Merz a souligné que la stratégie diplomatique actuelle des États-Unis, dirigée par Donald Trump, pourrait être considérée comme une humiliation. « Les Iraniens manœuvrent avec une finesse calculée, laissant les Américains repartir d'Islamabad sans progression tangible », a-t-il déclaré, ajoutant que « l'ensemble de la nation américaine se voit ternie par les manœuvres du leadership iranien, notamment ceux que l'on appelle les Gardiens de la Révolution ».
Les négociations tenues au Pakistan au début du mois n'avaient pas abouti à des résultats conclusifs, et un second round de discussions a été annulé récemment. Cela démontre la complexité d'une résolution durable des conflits dans la région.
Dans le même temps, le ministre iranien des Affaires étrangères, Abbas Araghchi, a critiqué les demandes américaines jugées « excessives », une déclaration faite lors d'une rencontre avec Vladimir Poutine à Saint-Pétersbourg, selon Le Parisien.
Vers une nouvelle offre iranienne
Alors que Donald Trump affirmait le week-end dernier que les États-Unis ne poursuivraient pas de négociations directes, il a également noté que l'Iran devait faire un effort pour s'engager dans le dialogue. « Nous avons des lignes sécurisées disponibles pour les discussions », a-t-il mentionné dans une interview à Fox News, ajoutant que l'administration avait réalisé de « très bons progrès ».
Actuellement, la Maison Blanche examine les nouvelles propositions de Téhéran concernant le détroit d'Ormuz, comme l'a précisé la porte-parole Karoline Leavitt.
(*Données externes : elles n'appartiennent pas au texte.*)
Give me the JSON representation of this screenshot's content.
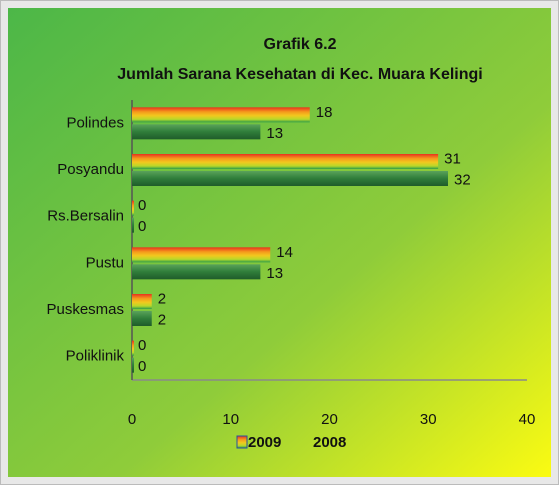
{
  "chart_data": {
    "type": "hbar",
    "title": "Grafik 6.2",
    "subtitle": "Jumlah Sarana Kesehatan di Kec. Muara Kelingi",
    "categories": [
      "Polindes",
      "Posyandu",
      "Rs.Bersalin",
      "Pustu",
      "Puskesmas",
      "Poliklinik"
    ],
    "series": [
      {
        "name": "2009",
        "color": "#f2c81e",
        "values": [
          18,
          31,
          0,
          14,
          2,
          0
        ]
      },
      {
        "name": "2008",
        "color": "#2f7d3a",
        "values": [
          13,
          32,
          0,
          13,
          2,
          0
        ]
      }
    ],
    "xlim": [
      0,
      40
    ],
    "xticks": [
      0,
      10,
      20,
      30,
      40
    ],
    "legend": "bottom"
  }
}
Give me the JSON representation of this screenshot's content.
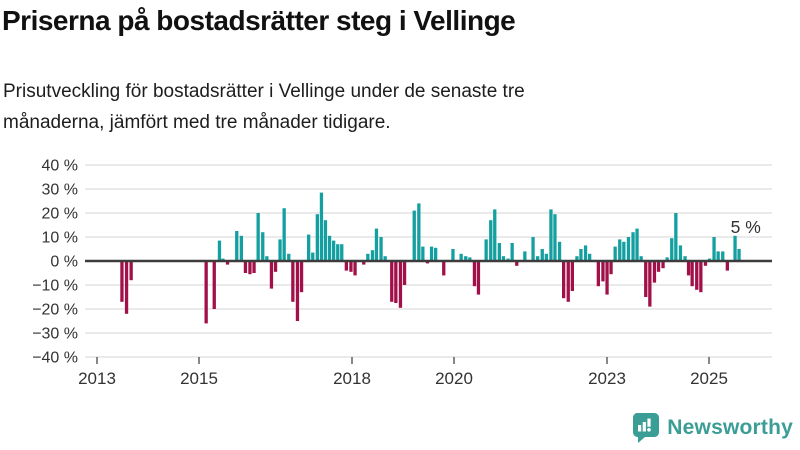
{
  "header": {
    "title": "Priserna på bostadsrätter steg i Vellinge",
    "subtitle_lines": [
      "Prisutveckling för bostadsrätter i Vellinge under de senaste tre",
      "månaderna, jämfört med tre månader tidigare."
    ]
  },
  "chart_data": {
    "type": "bar",
    "title": "Prisutveckling för bostadsrätter i Vellinge, tre månader jämfört med tre månader tidigare",
    "xlabel": "",
    "ylabel": "",
    "unit": "%",
    "grid": true,
    "legend": "none",
    "ylim": [
      -40,
      40
    ],
    "ytick_step": 10,
    "ytick_labels": [
      "40 %",
      "30 %",
      "20 %",
      "10 %",
      "0 %",
      "−10 %",
      "−20 %",
      "−30 %",
      "−40 %"
    ],
    "xticks": [
      2013,
      2015,
      2018,
      2020,
      2023,
      2025
    ],
    "xlim": [
      2012.77,
      2026.2
    ],
    "annotation": {
      "text": "5 %",
      "t": 2025.72,
      "v": 5
    },
    "colors": {
      "positive": "#14a0a0",
      "negative": "#a11048",
      "grid": "#e3e3e3",
      "zero_line": "#3c3c3c",
      "axis_text": "#333333",
      "tick": "#555555"
    },
    "points": [
      [
        2013.49,
        -17
      ],
      [
        2013.58,
        -22
      ],
      [
        2013.67,
        -8
      ],
      [
        2015.14,
        -26
      ],
      [
        2015.3,
        -20
      ],
      [
        2015.4,
        8.5
      ],
      [
        2015.47,
        1
      ],
      [
        2015.56,
        -1.5
      ],
      [
        2015.74,
        12.5
      ],
      [
        2015.83,
        10.5
      ],
      [
        2015.91,
        -5
      ],
      [
        2016.0,
        -5.5
      ],
      [
        2016.08,
        -5
      ],
      [
        2016.16,
        20
      ],
      [
        2016.25,
        12
      ],
      [
        2016.33,
        2
      ],
      [
        2016.42,
        -11.5
      ],
      [
        2016.5,
        -4.5
      ],
      [
        2016.59,
        9
      ],
      [
        2016.67,
        22
      ],
      [
        2016.76,
        3
      ],
      [
        2016.84,
        -17
      ],
      [
        2016.93,
        -25
      ],
      [
        2017.01,
        -13
      ],
      [
        2017.15,
        11
      ],
      [
        2017.23,
        3.5
      ],
      [
        2017.32,
        19.5
      ],
      [
        2017.4,
        28.5
      ],
      [
        2017.48,
        17
      ],
      [
        2017.56,
        10.5
      ],
      [
        2017.64,
        8.5
      ],
      [
        2017.72,
        7
      ],
      [
        2017.8,
        7
      ],
      [
        2017.89,
        -4
      ],
      [
        2017.98,
        -4.5
      ],
      [
        2018.06,
        -6
      ],
      [
        2018.23,
        -1.5
      ],
      [
        2018.31,
        3
      ],
      [
        2018.4,
        4.5
      ],
      [
        2018.48,
        13.5
      ],
      [
        2018.57,
        10
      ],
      [
        2018.65,
        2
      ],
      [
        2018.78,
        -17
      ],
      [
        2018.86,
        -17.5
      ],
      [
        2018.95,
        -19.5
      ],
      [
        2019.03,
        -10
      ],
      [
        2019.22,
        21
      ],
      [
        2019.31,
        24
      ],
      [
        2019.39,
        6
      ],
      [
        2019.48,
        -1
      ],
      [
        2019.56,
        6
      ],
      [
        2019.64,
        5.5
      ],
      [
        2019.8,
        -6
      ],
      [
        2019.98,
        5
      ],
      [
        2020.14,
        3
      ],
      [
        2020.23,
        2
      ],
      [
        2020.31,
        1.5
      ],
      [
        2020.4,
        -10.5
      ],
      [
        2020.48,
        -14
      ],
      [
        2020.63,
        9
      ],
      [
        2020.72,
        17
      ],
      [
        2020.8,
        21.5
      ],
      [
        2020.89,
        7.5
      ],
      [
        2020.97,
        2
      ],
      [
        2021.06,
        1
      ],
      [
        2021.14,
        7.5
      ],
      [
        2021.23,
        -2
      ],
      [
        2021.39,
        4
      ],
      [
        2021.55,
        10
      ],
      [
        2021.64,
        2
      ],
      [
        2021.73,
        5
      ],
      [
        2021.81,
        3
      ],
      [
        2021.9,
        21.5
      ],
      [
        2021.98,
        19.5
      ],
      [
        2022.07,
        8
      ],
      [
        2022.15,
        -15.5
      ],
      [
        2022.24,
        -17
      ],
      [
        2022.32,
        -12.5
      ],
      [
        2022.41,
        2
      ],
      [
        2022.49,
        5
      ],
      [
        2022.58,
        6.5
      ],
      [
        2022.66,
        3
      ],
      [
        2022.83,
        -10.5
      ],
      [
        2022.92,
        -8.5
      ],
      [
        2023.0,
        -14
      ],
      [
        2023.08,
        -5.5
      ],
      [
        2023.16,
        6
      ],
      [
        2023.25,
        9
      ],
      [
        2023.33,
        8
      ],
      [
        2023.42,
        10
      ],
      [
        2023.51,
        12
      ],
      [
        2023.59,
        13.5
      ],
      [
        2023.67,
        2
      ],
      [
        2023.76,
        -15
      ],
      [
        2023.84,
        -19
      ],
      [
        2023.93,
        -9
      ],
      [
        2024.01,
        -4.5
      ],
      [
        2024.1,
        -3
      ],
      [
        2024.18,
        1.5
      ],
      [
        2024.27,
        9.5
      ],
      [
        2024.35,
        20
      ],
      [
        2024.44,
        6.5
      ],
      [
        2024.53,
        2
      ],
      [
        2024.6,
        -6
      ],
      [
        2024.67,
        -10.5
      ],
      [
        2024.76,
        -12
      ],
      [
        2024.84,
        -13
      ],
      [
        2024.93,
        -2
      ],
      [
        2025.01,
        1
      ],
      [
        2025.1,
        10
      ],
      [
        2025.18,
        4
      ],
      [
        2025.27,
        4
      ],
      [
        2025.36,
        -4
      ],
      [
        2025.51,
        10.5
      ],
      [
        2025.59,
        5
      ]
    ]
  },
  "footer": {
    "brand": "Newsworthy",
    "brand_color": "#3b9e96",
    "logo_icon": "newsworthy-speech-bubble-chart-icon"
  }
}
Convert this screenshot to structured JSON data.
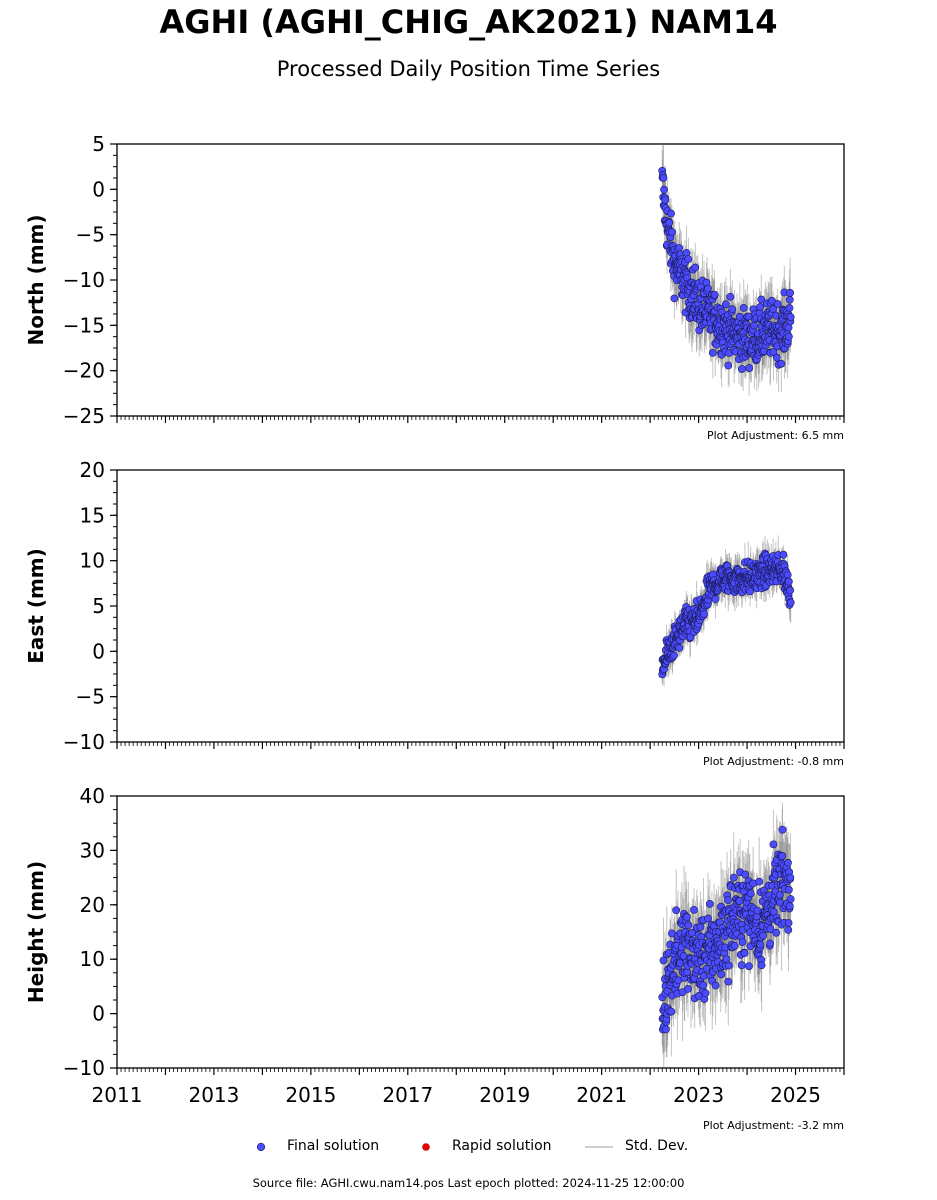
{
  "title": "AGHI (AGHI_CHIG_AK2021) NAM14",
  "subtitle": "Processed Daily Position Time Series",
  "source": "Source file: AGHI.cwu.nam14.pos  Last epoch plotted: 2024-11-25 12:00:00",
  "legend": {
    "final": "Final solution",
    "rapid": "Rapid solution",
    "std": "Std. Dev."
  },
  "colors": {
    "final": "#4b4bff",
    "rapid": "#e00000",
    "std": "#c0c0c0"
  },
  "chart_data": [
    {
      "type": "scatter",
      "ylabel": "North (mm)",
      "ylim": [
        -25,
        5
      ],
      "yticks": [
        5,
        0,
        -5,
        -10,
        -15,
        -20,
        -25
      ],
      "xlim": [
        2011,
        2026
      ],
      "adjustment": "Plot Adjustment: 6.5 mm",
      "series": [
        {
          "name": "Final solution",
          "points": [
            [
              2022.25,
              0.5
            ],
            [
              2022.35,
              -4
            ],
            [
              2022.5,
              -8
            ],
            [
              2022.75,
              -10.5
            ],
            [
              2023.0,
              -12.5
            ],
            [
              2023.25,
              -14
            ],
            [
              2023.5,
              -15
            ],
            [
              2023.75,
              -16
            ],
            [
              2024.0,
              -16.5
            ],
            [
              2024.25,
              -16
            ],
            [
              2024.5,
              -15.5
            ],
            [
              2024.75,
              -15.5
            ],
            [
              2024.9,
              -14
            ]
          ]
        }
      ]
    },
    {
      "type": "scatter",
      "ylabel": "East (mm)",
      "ylim": [
        -10,
        20
      ],
      "yticks": [
        20,
        15,
        10,
        5,
        0,
        -5,
        -10
      ],
      "xlim": [
        2011,
        2026
      ],
      "adjustment": "Plot Adjustment: -0.8 mm",
      "series": [
        {
          "name": "Final solution",
          "points": [
            [
              2022.25,
              -1.5
            ],
            [
              2022.5,
              1
            ],
            [
              2022.75,
              3
            ],
            [
              2023.0,
              3.5
            ],
            [
              2023.1,
              5
            ],
            [
              2023.25,
              7
            ],
            [
              2023.5,
              8
            ],
            [
              2023.75,
              8
            ],
            [
              2024.0,
              8
            ],
            [
              2024.25,
              8.5
            ],
            [
              2024.5,
              9
            ],
            [
              2024.75,
              9
            ],
            [
              2024.9,
              6
            ]
          ]
        }
      ]
    },
    {
      "type": "scatter",
      "ylabel": "Height (mm)",
      "ylim": [
        -10,
        40
      ],
      "yticks": [
        40,
        30,
        20,
        10,
        0,
        -10
      ],
      "xlim": [
        2011,
        2026
      ],
      "xticks": [
        "2011",
        "2013",
        "2015",
        "2017",
        "2019",
        "2021",
        "2023",
        "2025"
      ],
      "adjustment": "Plot Adjustment: -3.2 mm",
      "series": [
        {
          "name": "Final solution",
          "points": [
            [
              2022.25,
              2
            ],
            [
              2022.5,
              10
            ],
            [
              2022.75,
              12
            ],
            [
              2023.0,
              10
            ],
            [
              2023.25,
              11
            ],
            [
              2023.5,
              14
            ],
            [
              2023.75,
              18
            ],
            [
              2024.0,
              19
            ],
            [
              2024.25,
              16
            ],
            [
              2024.5,
              20
            ],
            [
              2024.75,
              24
            ],
            [
              2024.9,
              23
            ]
          ]
        }
      ]
    }
  ]
}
Marco Rubio, le secrétaire d'État, a souligné la nécessité de garantir qu'un futur accord empêcherait l'Iran de développer des armes nucléaires.
En somme, le climat de négociation reste tendu et incertain, ce qui soulève des inquiétudes quant à l'issue de cette situation sensible, marquée par des enjeux stratégiques cruciaux pour la région.